LA RESPONSABILITÀ DELLE VITTIME

Nel 1969 una bomba venne fatta esplodere in una banca milanese, ammazzando 18 persone.

Gli innumerevoli processi, forse non ancora terminati, si sono concentrati “solo sulle vittime senza mai guardare, con rispetto, se (avessero) qualche responsabilità“.

Nel 1992 sull’autostrada che dall’aeroporto di Capaci porta a Palermo, venne fatta esplodere una bomba che uccise cinque persone. Anche in questo caso i processi si sono concentrati “solo sulle vittime senza mai guardare, con rispetto, se (avessero) qualche responsabilità“.

E si potrebbe continuare con questa solfa all’infinito.

Chiaramente, questo modo perverso di ragionare suscita semplicemente orrore in chi legge.

Ma c’è un campo in cui si ragiona esattamente in questo modo senza suscitare orrore alcuno in chi legge, anzi si raccolgono consensi che si sa che verranno raccolti proprio con articoli spazzatura di quel tipo.
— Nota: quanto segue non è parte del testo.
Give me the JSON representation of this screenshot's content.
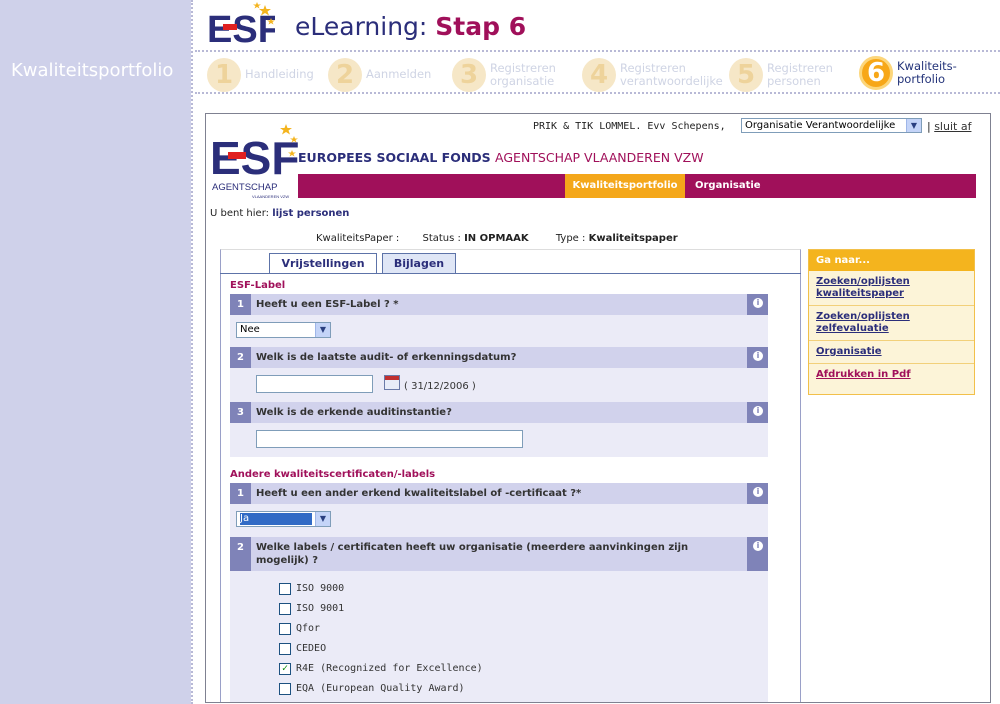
{
  "sidebar": {
    "title": "Kwaliteitsportfolio"
  },
  "header": {
    "logo": "ESF",
    "title_prefix": "eLearning:",
    "title_bold": "Stap 6"
  },
  "steps": [
    {
      "num": "1",
      "label": "Handleiding"
    },
    {
      "num": "2",
      "label": "Aanmelden"
    },
    {
      "num": "3",
      "label": "Registreren organisatie"
    },
    {
      "num": "4",
      "label": "Registreren verantwoordelijke"
    },
    {
      "num": "5",
      "label": "Registreren personen"
    },
    {
      "num": "6",
      "label": "Kwaliteits-portfolio"
    }
  ],
  "topbar": {
    "user": "PRIK & TIK LOMMEL.  Evv Schepens,",
    "role": "Organisatie Verantwoordelijke",
    "logout": "sluit af"
  },
  "esf": {
    "logo_text": "ESF",
    "agentschap": "AGENTSCHAP",
    "vzw": "VLAANDEREN VZW",
    "title_bold": "EUROPEES SOCIAAL FONDS",
    "title_rest": "AGENTSCHAP VLAANDEREN VZW"
  },
  "menu": {
    "item1": "Kwaliteitsportfolio",
    "item2": "Organisatie"
  },
  "breadcrumb": {
    "prefix": "U bent hier:",
    "link": "lijst personen"
  },
  "meta": {
    "paper": "KwaliteitsPaper :",
    "status_label": "Status :",
    "status_value": "IN OPMAAK",
    "type_label": "Type :",
    "type_value": "Kwaliteitspaper"
  },
  "tabs": {
    "tab1": "Vrijstellingen",
    "tab2": "Bijlagen"
  },
  "section1": {
    "title": "ESF-Label",
    "q1": {
      "num": "1",
      "text": "Heeft u een ESF-Label ? *",
      "value": "Nee"
    },
    "q2": {
      "num": "2",
      "text": "Welk is de laatste audit- of erkenningsdatum?",
      "hint": "( 31/12/2006 )"
    },
    "q3": {
      "num": "3",
      "text": "Welk is de erkende auditinstantie?"
    }
  },
  "section2": {
    "title": "Andere kwaliteitscertificaten/-labels",
    "q1": {
      "num": "1",
      "text": "Heeft u een ander erkend kwaliteitslabel of -certificaat ?*",
      "value": "Ja"
    },
    "q2": {
      "num": "2",
      "text": "Welke labels / certificaten heeft uw organisatie (meerdere aanvinkingen zijn mogelijk) ?"
    },
    "options": [
      {
        "label": "ISO 9000",
        "checked": false
      },
      {
        "label": "ISO 9001",
        "checked": false
      },
      {
        "label": "Qfor",
        "checked": false
      },
      {
        "label": "CEDEO",
        "checked": false
      },
      {
        "label": "R4E (Recognized for Excellence)",
        "checked": true
      },
      {
        "label": "EQA (European Quality Award)",
        "checked": false
      }
    ]
  },
  "info_icon": "i",
  "goto": {
    "title": "Ga naar...",
    "links": [
      "Zoeken/oplijsten kwaliteitspaper",
      "Zoeken/oplijsten zelfevaluatie",
      "Organisatie"
    ],
    "pdf": "Afdrukken in Pdf"
  },
  "colors": {
    "brand_blue": "#2b2e7a",
    "brand_purple": "#a0105a",
    "accent_orange": "#f4a71a",
    "question_bar": "#d1d2ec"
  }
}
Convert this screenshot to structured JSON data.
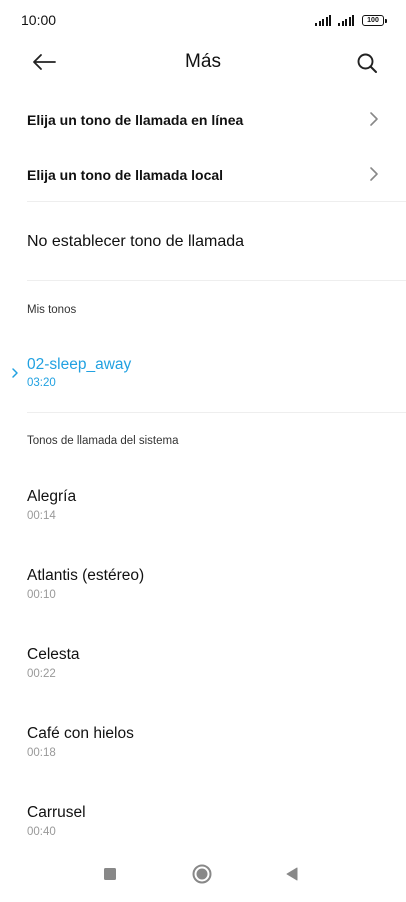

Ma chi può aderire a una narrazione così perversa dei fatti criminali?

Il campo cui mi riferisco è quello della violenza contro le donne e dei femminicidi; e l’articolo cui mi riferisco è quello pubblicato il 9 giugno da un giornale italiano, la cui qualifica, quale organo … di stampa, lascio alla sensibilità di chi legge questo post.

C’è scritto esattamente questo.

Su giornali e giornalismo rimane sempre valido questo passo, tratto da un autore il cui nome è ancora interdetto.

«Quanti servi che non parlano ci sono nel giornalismo! Noi non siamo esseri che vivono nella vita. Noi siamo sul margine della vita; dobbiamo sostenere un’opinione che non abbiamo, e imporla al pubblico; trattare questioni che non conosciamo, e volgarizzarle per la platea; noi non possiamo avere un’idea nostra; dobbiamo avere quella del direttore del giornale; ma nemmeno il direttore del massimo giornale ha il diritto di pensare col suo cervello, perché quando è chiamato dal consiglio di amministrazione deve soffocare la sua opinione, quando ce l’ha, e sostenere quella degli azionisti…».